Much like you can’t control the surge of sadness that overcomes you when someone you care about dies or the gush of blood that pours out of a gaping wound, you can’t control what does and does not make you happy. Sure, there are basic ways to enhance your life in practical ways, ways that I have worked at pretty ardently. And it’s worked so far because I don’t have much to complain about. I like my family, I like my friends, I like my job.
But am I happy? Have I ever been happy?
I am content. My life is good, but not spectacular. I have nothing to be especially sad about, but I don’t have anything to be truly excited for either. And this makes me sad.
It depresses me that I feel like I’ve done everything I need to do to make my life happy, but the one thing that’s missing is the one thing I have absolutely no control over. At the risk of sounding hokey, I feel that the thing that will push me over the edge from contentment to happiness would be finding a guy. The lingering absence of this element in my life has made me become frustrated to the point that I am constantly depressed. And I’m tired of being depressed all the fucking time.

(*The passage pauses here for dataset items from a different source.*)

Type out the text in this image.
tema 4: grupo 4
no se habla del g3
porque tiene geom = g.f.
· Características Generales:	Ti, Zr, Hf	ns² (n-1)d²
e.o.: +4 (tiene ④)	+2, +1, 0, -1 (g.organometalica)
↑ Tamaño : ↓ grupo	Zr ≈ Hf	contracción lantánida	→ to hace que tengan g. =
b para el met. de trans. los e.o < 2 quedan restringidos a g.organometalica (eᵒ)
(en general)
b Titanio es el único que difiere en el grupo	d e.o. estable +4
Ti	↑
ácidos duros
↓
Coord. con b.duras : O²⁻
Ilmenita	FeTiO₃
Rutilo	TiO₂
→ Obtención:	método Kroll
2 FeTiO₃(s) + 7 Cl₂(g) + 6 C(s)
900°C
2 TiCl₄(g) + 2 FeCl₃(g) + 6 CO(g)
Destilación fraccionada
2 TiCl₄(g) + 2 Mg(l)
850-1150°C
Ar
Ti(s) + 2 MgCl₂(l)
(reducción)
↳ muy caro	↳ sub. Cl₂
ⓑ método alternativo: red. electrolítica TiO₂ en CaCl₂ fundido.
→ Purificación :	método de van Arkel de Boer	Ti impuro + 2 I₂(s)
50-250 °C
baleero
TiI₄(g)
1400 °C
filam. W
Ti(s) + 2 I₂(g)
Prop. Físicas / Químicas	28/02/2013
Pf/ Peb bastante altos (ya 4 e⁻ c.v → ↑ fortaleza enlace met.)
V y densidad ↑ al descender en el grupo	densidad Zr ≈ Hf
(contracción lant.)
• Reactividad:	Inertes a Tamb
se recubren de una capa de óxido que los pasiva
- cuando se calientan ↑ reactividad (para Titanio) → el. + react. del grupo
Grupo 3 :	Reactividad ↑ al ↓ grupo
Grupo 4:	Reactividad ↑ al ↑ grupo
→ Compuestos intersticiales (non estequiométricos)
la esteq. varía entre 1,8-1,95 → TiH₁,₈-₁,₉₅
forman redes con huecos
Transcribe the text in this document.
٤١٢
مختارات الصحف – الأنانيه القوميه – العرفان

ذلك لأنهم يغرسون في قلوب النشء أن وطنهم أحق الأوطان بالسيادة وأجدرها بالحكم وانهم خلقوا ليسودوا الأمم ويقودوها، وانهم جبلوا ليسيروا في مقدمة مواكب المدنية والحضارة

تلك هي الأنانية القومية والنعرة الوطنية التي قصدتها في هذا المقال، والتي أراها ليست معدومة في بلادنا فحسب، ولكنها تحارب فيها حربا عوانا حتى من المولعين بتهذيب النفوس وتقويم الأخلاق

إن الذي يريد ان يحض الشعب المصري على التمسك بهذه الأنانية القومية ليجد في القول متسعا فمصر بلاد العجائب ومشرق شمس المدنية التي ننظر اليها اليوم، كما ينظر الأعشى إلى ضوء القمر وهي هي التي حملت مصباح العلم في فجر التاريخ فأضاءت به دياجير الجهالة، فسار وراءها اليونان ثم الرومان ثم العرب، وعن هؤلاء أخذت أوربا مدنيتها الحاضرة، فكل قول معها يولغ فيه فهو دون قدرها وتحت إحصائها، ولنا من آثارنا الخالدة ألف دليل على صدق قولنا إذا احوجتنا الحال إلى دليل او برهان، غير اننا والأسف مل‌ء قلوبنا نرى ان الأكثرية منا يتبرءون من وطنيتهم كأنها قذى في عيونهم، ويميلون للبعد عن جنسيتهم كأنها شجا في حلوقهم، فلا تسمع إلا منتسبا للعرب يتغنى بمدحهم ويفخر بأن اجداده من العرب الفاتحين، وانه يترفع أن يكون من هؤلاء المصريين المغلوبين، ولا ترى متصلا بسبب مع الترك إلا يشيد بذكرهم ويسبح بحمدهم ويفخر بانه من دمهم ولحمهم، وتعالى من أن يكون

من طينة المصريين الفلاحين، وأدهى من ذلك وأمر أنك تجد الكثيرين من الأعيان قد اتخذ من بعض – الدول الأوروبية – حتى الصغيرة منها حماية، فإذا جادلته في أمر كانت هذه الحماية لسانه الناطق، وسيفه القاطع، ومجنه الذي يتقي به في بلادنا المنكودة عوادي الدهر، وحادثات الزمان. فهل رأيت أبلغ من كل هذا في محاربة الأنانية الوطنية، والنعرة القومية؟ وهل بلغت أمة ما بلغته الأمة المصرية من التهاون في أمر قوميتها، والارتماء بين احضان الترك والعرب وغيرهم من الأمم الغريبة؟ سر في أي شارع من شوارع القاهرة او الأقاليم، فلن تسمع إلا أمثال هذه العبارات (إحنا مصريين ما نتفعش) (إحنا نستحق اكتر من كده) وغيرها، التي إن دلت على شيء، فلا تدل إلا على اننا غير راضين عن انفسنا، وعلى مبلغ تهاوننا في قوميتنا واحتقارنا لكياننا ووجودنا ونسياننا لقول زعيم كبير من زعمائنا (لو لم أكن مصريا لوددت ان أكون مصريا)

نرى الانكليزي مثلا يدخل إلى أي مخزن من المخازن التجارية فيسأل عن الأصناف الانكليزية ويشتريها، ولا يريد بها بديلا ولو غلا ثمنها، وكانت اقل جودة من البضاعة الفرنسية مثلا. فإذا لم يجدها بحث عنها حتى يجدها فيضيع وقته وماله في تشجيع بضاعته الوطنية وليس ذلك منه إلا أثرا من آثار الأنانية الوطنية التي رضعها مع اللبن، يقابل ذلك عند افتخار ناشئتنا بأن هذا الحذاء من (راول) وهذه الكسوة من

There are few people who understand my situation. The majority of my friends are the type who are constantly in relationships and they are quick to brush off my problem as something I brought upon myself—I’m too picky, I’m too closeminded, I don’t give people a chance, I keep meeting the wrong people. The people who do understand my situation, however, can appreciate how little control you actually have over your romantic life. Finding a partner entails a wide variety of things clicking at once. The timing has to be right, the situation in which you meet has to be right, you have to like them, then they have to like you—frankly, the odds are against you. I don’t care how illogical this sounds, but for some people things click much more often than others. Whether they are just the type to fall for any person who crosses their path or they’re just lucky as all shit, it happens more for them, and most of the time it’s no one’s fault. I’ve spent a lot of time analyzing what I’ve been doing wrong, and I’m done blaming myself. For one, while everything worked nicely, the intellectual aspect wasn’t there. For The Mistake, the timing was wrong. For the last one, everything was there, but the spark was missing. For another, the Atlantic Ocean was dividing us. And for another, the spark was there for me and not for him. I took the chances, I did the right things, I pursued, I tested the waters, and it just didn’t work out and there was absolutely nothing I could do about it.
So that’s it. I’m finally admitting what’s missing, why I’m so bitter. I did well in school, I traveled, I found the right job, I cut ties with the friendships that weren’t working out, I worked harder towards the friendships that were, I resolved my differences with my mother, I got over my adolescent warped body image and everything has worked out alright. But as long as that one, last thing, the one I can’t do a damn thing to fix, refuses to click, I am not happy.